Even if Russia may not be kind to its journalists or its dissidents, granting Snowden asylum was a good thing to do and it deserves praise. Thanks to Russia (and thanks to WikiLeaks), Snowden remains free. Only someone with a "Manichean world view" would be unable to acknowledge this.
The most disappointing thing of all about The Snowden Files is that it is exploitative. It should not have existed at all. We all understand the pressures facing print journalism and the need to diversify revenue in order to cross-subsidize investigative journalism. But investigative journalism involves being able to develop relationships of trust with your sources.
There is a conflict of interest here. Edward Snowden was left in the lurch in Hong Kong by The Guardian, and WikiLeaks had to step in to make sure he was safe.
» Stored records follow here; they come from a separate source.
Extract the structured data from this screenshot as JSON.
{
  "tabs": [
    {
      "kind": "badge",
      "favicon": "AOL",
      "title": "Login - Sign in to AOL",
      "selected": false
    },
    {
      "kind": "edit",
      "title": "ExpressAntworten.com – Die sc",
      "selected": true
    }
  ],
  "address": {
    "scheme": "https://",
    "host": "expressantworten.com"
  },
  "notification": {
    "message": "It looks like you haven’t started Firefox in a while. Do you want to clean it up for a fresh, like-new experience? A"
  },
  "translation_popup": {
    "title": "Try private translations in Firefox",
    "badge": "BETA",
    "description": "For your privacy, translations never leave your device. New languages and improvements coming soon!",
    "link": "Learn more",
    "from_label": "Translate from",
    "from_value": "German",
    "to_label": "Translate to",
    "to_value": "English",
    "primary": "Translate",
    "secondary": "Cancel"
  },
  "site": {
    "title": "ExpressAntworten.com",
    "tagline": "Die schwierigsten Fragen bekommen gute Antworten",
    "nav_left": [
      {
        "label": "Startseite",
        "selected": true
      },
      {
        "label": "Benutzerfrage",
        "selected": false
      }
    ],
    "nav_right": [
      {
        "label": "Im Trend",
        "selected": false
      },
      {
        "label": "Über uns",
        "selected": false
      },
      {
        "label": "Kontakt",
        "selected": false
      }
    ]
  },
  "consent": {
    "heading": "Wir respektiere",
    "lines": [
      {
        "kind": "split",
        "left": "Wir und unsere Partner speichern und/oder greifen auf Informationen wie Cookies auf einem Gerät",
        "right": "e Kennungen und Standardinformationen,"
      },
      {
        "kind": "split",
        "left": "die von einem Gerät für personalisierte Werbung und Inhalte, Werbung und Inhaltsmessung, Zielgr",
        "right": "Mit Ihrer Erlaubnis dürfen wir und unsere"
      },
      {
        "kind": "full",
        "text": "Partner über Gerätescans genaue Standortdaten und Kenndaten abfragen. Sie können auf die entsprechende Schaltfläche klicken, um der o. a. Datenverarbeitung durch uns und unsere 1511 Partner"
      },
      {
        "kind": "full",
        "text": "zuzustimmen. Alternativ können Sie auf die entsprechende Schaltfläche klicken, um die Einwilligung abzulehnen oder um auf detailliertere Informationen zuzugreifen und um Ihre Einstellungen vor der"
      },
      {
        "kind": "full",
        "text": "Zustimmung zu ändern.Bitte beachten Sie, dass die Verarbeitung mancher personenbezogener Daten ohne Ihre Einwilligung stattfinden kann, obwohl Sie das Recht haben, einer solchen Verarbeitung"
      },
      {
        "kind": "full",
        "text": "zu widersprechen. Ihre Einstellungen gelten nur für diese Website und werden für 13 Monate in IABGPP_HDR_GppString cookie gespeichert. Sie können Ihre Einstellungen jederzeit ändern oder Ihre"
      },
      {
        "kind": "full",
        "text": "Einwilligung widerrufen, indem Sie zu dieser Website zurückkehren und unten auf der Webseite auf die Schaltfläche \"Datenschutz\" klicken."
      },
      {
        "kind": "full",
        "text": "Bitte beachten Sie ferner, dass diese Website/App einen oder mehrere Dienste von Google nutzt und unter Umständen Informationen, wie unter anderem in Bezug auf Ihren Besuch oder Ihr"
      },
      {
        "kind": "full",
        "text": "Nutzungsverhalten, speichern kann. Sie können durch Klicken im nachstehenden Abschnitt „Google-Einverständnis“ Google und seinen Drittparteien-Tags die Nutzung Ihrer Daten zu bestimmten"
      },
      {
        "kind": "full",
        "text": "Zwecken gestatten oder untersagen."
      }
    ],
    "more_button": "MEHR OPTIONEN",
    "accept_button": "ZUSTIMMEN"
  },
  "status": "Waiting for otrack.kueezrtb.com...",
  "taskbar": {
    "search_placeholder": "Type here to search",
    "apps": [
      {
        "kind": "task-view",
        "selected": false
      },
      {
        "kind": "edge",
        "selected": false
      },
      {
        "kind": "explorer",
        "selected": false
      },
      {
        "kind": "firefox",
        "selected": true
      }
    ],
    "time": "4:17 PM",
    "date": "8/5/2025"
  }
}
While WikiLeaks worked to find him a safe haven, The Guardianwas already plotting to sell the film rights.
How can one reconcile the duty to a source with the mad rush to be the first to market with a lucrative, self-glorifying, unauthorized biography? For all the risks he took, Snowden deserves better than this.
The Snowden Files is a walloping fraud, written by frauds to be praised by frauds. Michiko Kakutani, the renowned New York Times book critic, wrote that it "reads like a le Carré novel crossed with something by Kafka." Really? It's more Tom Clancy meets Dan Brown, but without the crowd-pleasing plot, a thriller without thrills by the man who wasn't there.
That a work so artless, so exploitative, so self-congratulatory, so cynical, so perfectly mediocre as The Snowden Files could receive such blinding praise from such a reputed critic completes the farce. The Snowden Files is—in effect if not in substance—a window into the tiny, shrinking world of industrial journalism and the swindling hacks that live in it.
For Snowden's sake, it is fortunate that Oliver Stone and his production team seem to know what they are doing. Without their intervention, we might now have been facing another Guardian-inspired box office catastrophe.